I'm trying to enable secure boot for general purpose ARM microcontrollers. Based on my research, secure boot starts with a Root of Trust (ROT). Usually this ROT is hardware based, which means that the microcontroller should have a dedicated immutable memory region that stores the very first code that runs after voltage is applied to a microcontroller. This region, also called the BOOT ROM is critical for secure boot as it is the basis on which all later stages of firmware are authenticated.

Now, most microcontrollers that I have implemented in projects earlier do not have this ROT which is why I'm looking to make things secure using a cryptographic module that will act as a secure storage for both the BOOT ROM code and any additional keys for encryption, signing, authentication, etc.

The ST33 TPM seems to be a good fit. The TPM 2.0 specification states that the TPM can be used for CRTM (Core Root of Trust Measurement) by which I assume that I can still keep my bootloader code in whatever microcontroller I have even if it does not have an immutable BOOT ROM and the CRTM will be able to detect if the bootloader has been tampered with. So the question boils down to -

  1. The CRTM is code, so is it stored somewhere within the TPM and executed automatically at boot? Or should the CRTM itself be part of the immutable BOOT ROM code which again requires a separate immutable memory (in which case the TPM cannot execute any code, I'd assume)?
  2. Is the TPM not a solution for this at all? If no, how can I implement an external module(s) to achieve a hardware ROT feature for existing microcontrollers without messing with its original functionality.

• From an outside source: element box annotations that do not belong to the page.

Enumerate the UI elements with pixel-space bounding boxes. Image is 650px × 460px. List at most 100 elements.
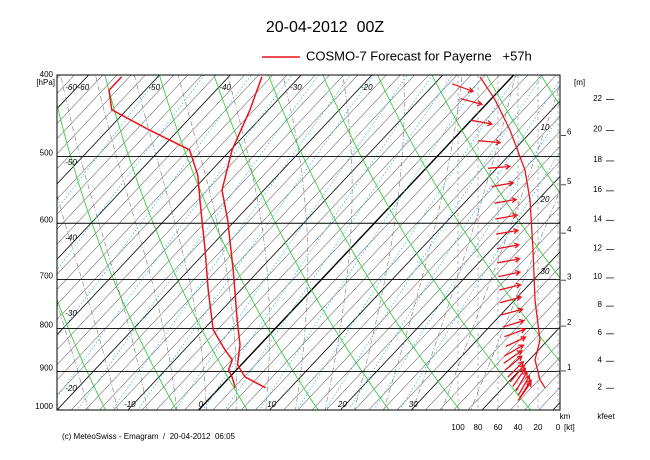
moist-adiabat: [60, 75, 148, 410]
kfeet-tick-label: 4: [598, 355, 603, 364]
moist-adiabat: [57, 193, 118, 410]
isotherm-label-top: -30: [290, 83, 302, 92]
km-label: km: [560, 412, 571, 421]
dry-adiabat: [377, 75, 560, 363]
wind-tick-label: 80: [474, 423, 483, 432]
wind-panel-label: 30: [541, 267, 550, 276]
isotherm: [57, 75, 245, 275]
isotherm: [453, 296, 560, 410]
isotherm: [85, 75, 401, 410]
wind-arrow: [515, 370, 528, 392]
kfeet-tick-label: 16: [593, 185, 602, 194]
mixing-ratio-line: [348, 79, 560, 410]
moist-adiabat: [227, 75, 270, 410]
mixing-ratio-line: [76, 75, 319, 410]
dry-adiabat: [57, 102, 177, 410]
isotherm: [311, 145, 560, 410]
wind-arrow: [487, 163, 512, 170]
moist-adiabat: [57, 302, 89, 410]
isotherm: [57, 75, 273, 305]
isotherm: [57, 75, 316, 351]
isotherm-label-left: -40: [65, 234, 77, 243]
moist-adiabat: [441, 83, 560, 410]
footer: (c) MeteoSwiss - Emagram / 20-04-2012 06…: [62, 432, 236, 441]
y-tick-label: 800: [40, 321, 54, 330]
wind-arrow: [496, 242, 521, 250]
isotherm: [57, 75, 174, 200]
wind-arrow: [451, 83, 475, 93]
isotherm: [226, 75, 543, 410]
dry-adiabat: [158, 75, 319, 410]
dewpoint-profile: [108, 76, 236, 389]
isotherm: [354, 191, 560, 410]
wind-arrow: [503, 344, 525, 357]
isotherm: [368, 206, 560, 410]
y-axis-unit: [hPa]: [36, 78, 55, 87]
temperature-profile: [221, 76, 266, 389]
isotherm: [198, 75, 515, 410]
wind-arrow: [494, 196, 518, 204]
km-tick-label: 1: [567, 363, 572, 372]
isotherm: [184, 75, 500, 410]
isotherm: [57, 75, 146, 170]
wind-arrow: [502, 318, 526, 328]
y-tick-label: 500: [40, 149, 54, 158]
isotherm: [57, 75, 160, 185]
wind-tick-label: 20: [534, 423, 543, 432]
isotherm-label-left: -30: [65, 309, 77, 318]
isotherm: [71, 75, 387, 410]
isotherm: [396, 236, 560, 410]
isotherm: [57, 75, 358, 396]
wind-arrow: [501, 307, 524, 316]
wind-arrow: [503, 349, 523, 364]
x-tick-label: 10: [267, 400, 276, 409]
y-tick-label: 900: [40, 364, 54, 373]
wind-arrow: [497, 256, 521, 264]
wind-arrow: [509, 364, 526, 383]
background-lines: [57, 75, 560, 410]
m-label: [m]: [574, 78, 585, 87]
isotherm: [481, 326, 560, 410]
km-tick-label: 3: [567, 272, 572, 281]
y-tick-label: 700: [40, 272, 54, 281]
dry-adiabat: [322, 75, 532, 410]
dry-adiabat: [268, 75, 461, 410]
wind-tick-label: 40: [514, 423, 523, 432]
wind-arrow: [496, 228, 520, 235]
isotherm: [425, 266, 560, 410]
plot-frame: [56, 74, 561, 411]
wind-speed-profile: [479, 76, 546, 389]
isotherm: [141, 75, 458, 410]
kfeet-label: kfeet: [597, 412, 615, 421]
wind-arrow: [470, 119, 494, 127]
isotherm: [57, 75, 302, 336]
x-tick-label: 20: [337, 400, 347, 409]
moist-adiabat: [354, 75, 405, 410]
kfeet-tick-label: 14: [593, 214, 602, 223]
isotherm-label-top: -40: [219, 83, 231, 92]
kfeet-tick-label: 2: [598, 382, 603, 391]
isotherm: [496, 341, 560, 410]
wind-panel-label: 20: [540, 195, 550, 204]
isotherm-label-left: -20: [65, 384, 77, 393]
legend-label: COSMO-7 Forecast for Payerne +57h: [306, 48, 532, 63]
isotherm: [269, 100, 560, 410]
isotherm-label-left: -60: [65, 83, 77, 92]
wind-arrow: [504, 355, 523, 371]
isotherm-label-top: -60: [78, 83, 90, 92]
wind-arrow: [512, 367, 527, 387]
mixing-ratio-line: [399, 151, 560, 410]
isotherm: [57, 75, 373, 410]
dry-adiabat: [485, 75, 560, 194]
wind-arrow: [478, 139, 502, 146]
wind-arrow: [517, 374, 531, 396]
wind-tick-label: 0: [556, 423, 561, 432]
isotherm: [57, 75, 118, 140]
y-tick-label: 600: [40, 215, 54, 224]
isotherm: [57, 75, 330, 366]
isotherm: [326, 161, 560, 410]
moist-adiabat: [282, 75, 309, 410]
isotherm: [170, 75, 486, 410]
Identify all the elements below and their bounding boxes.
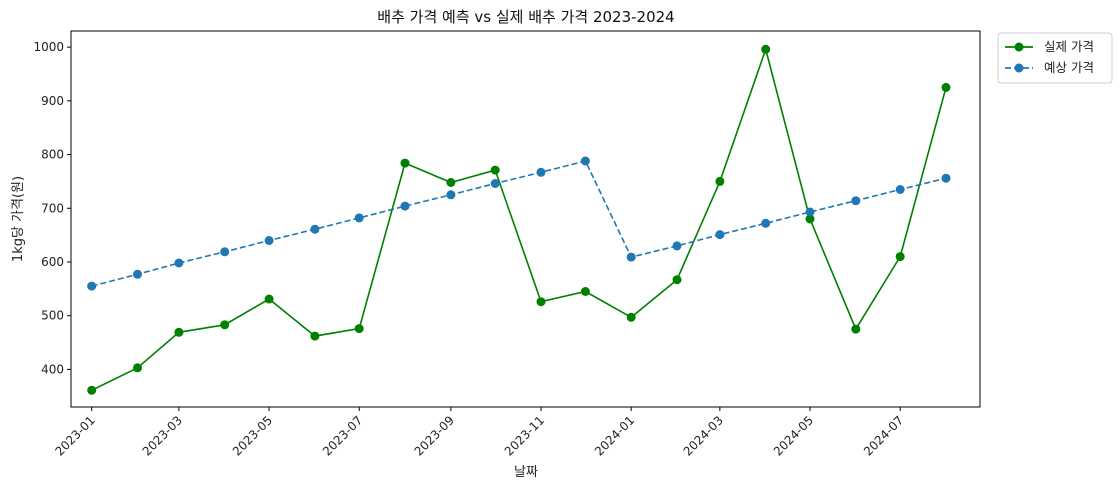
data-point-actual (536, 297, 546, 307)
series-line-predicted (91, 160, 947, 287)
data-point-actual (133, 363, 142, 373)
data-point-actual (220, 320, 230, 330)
data-point-predicted (220, 247, 230, 257)
y-tick-label: 600 (41, 255, 64, 269)
data-point-predicted (536, 167, 546, 177)
x-tick-label: 2023-05 (230, 413, 275, 458)
legend: 실제 가격 예상 가격 (997, 32, 1113, 84)
data-point-predicted (580, 156, 590, 166)
data-point-actual (941, 82, 951, 92)
data-point-actual (672, 275, 682, 285)
x-tick-label: 2023-01 (52, 413, 97, 458)
x-tick-label: 2023-11 (502, 413, 547, 458)
x-axis: 2023-01 2023-03 2023-05 2023-07 2023-09 2023-… (52, 407, 906, 459)
legend-box (997, 32, 1113, 84)
plot-area (70, 30, 981, 408)
chart-title: 배추 가격 예측 vs 실제 배추 가격 2023-2024 (377, 8, 674, 26)
data-point-predicted (672, 241, 682, 251)
data-point-predicted (87, 281, 97, 291)
data-point-predicted (895, 185, 905, 194)
y-tick-label: 1000 (33, 40, 64, 54)
legend-marker-actual (1014, 42, 1024, 52)
data-point-actual (174, 327, 184, 337)
data-point-actual (580, 287, 590, 296)
data-point-predicted (174, 258, 184, 268)
data-point-actual (895, 252, 905, 262)
legend-marker-predicted (1014, 63, 1024, 73)
data-point-actual (310, 331, 320, 341)
data-point-actual (761, 44, 771, 54)
data-point-predicted (626, 252, 636, 262)
data-point-predicted (400, 201, 410, 211)
data-point-actual (354, 324, 364, 334)
legend-label-actual: 실제 가격 (1044, 39, 1094, 54)
y-tick-label: 700 (41, 201, 64, 215)
data-point-actual (851, 324, 861, 334)
data-point-predicted (264, 236, 274, 245)
data-point-predicted (941, 173, 951, 183)
y-tick-label: 400 (41, 362, 64, 376)
data-point-actual (715, 176, 725, 186)
x-tick-label: 2023-09 (412, 413, 457, 458)
y-axis: 400 500 600 700 800 900 1000 (33, 40, 71, 376)
data-point-predicted (805, 207, 815, 217)
x-tick-label: 2023-07 (320, 413, 365, 458)
data-point-predicted (851, 196, 861, 206)
data-point-actual (626, 312, 636, 322)
data-point-predicted (446, 190, 456, 200)
x-axis-label: 날짜 (514, 465, 538, 480)
y-tick-label: 800 (41, 148, 64, 162)
data-point-actual (446, 178, 456, 187)
data-point-actual (805, 214, 815, 224)
y-axis-label: 1kg당 가격(원) (11, 176, 26, 262)
data-point-predicted (354, 213, 364, 223)
y-tick-label: 500 (41, 309, 64, 323)
data-point-actual (87, 385, 97, 395)
legend-label-predicted: 예상 가격 (1044, 60, 1094, 75)
data-point-predicted (761, 218, 771, 228)
y-tick-label: 900 (41, 94, 64, 108)
x-tick-label: 2024-01 (592, 413, 637, 458)
data-point-predicted (490, 179, 500, 188)
x-tick-label: 2023-03 (140, 413, 185, 458)
data-point-actual (400, 158, 410, 168)
x-tick-label: 2024-07 (861, 413, 906, 458)
series-layer (87, 44, 951, 395)
x-tick-label: 2024-05 (771, 413, 816, 458)
x-tick-label: 2024-03 (681, 413, 726, 458)
data-point-actual (490, 165, 500, 175)
series-line-actual (91, 46, 947, 392)
data-point-predicted (133, 269, 142, 279)
data-point-predicted (715, 230, 725, 240)
data-point-predicted (310, 224, 320, 234)
data-point-actual (264, 294, 274, 304)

Even though ST Microcontrollers are my main focus, I want this solution to be microcontroller agnostic and would like to implement the same architecture in every past project that I've made. I'm having trouble understanding the CRTM and how the TPM can work as a hardware ROT (as mentioned in many places) because all TPMs are interfaced using some protocol like LPC, I2C or SPI, which would mean that these peripherals must be activated on the microcontroller first (bootloader code) which makes this an inherently confusing chicken and egg situation.

10 REPLIES 10

Thank you Jocelyn for explanation. Is the HDP that you mentioned a proprietary feature of U5, similar to the "secure area" of H7? I don't have U5 and no plans to get it soon.

The ST wiki says that HDP stands for "hardware debug port", on STM32MP1?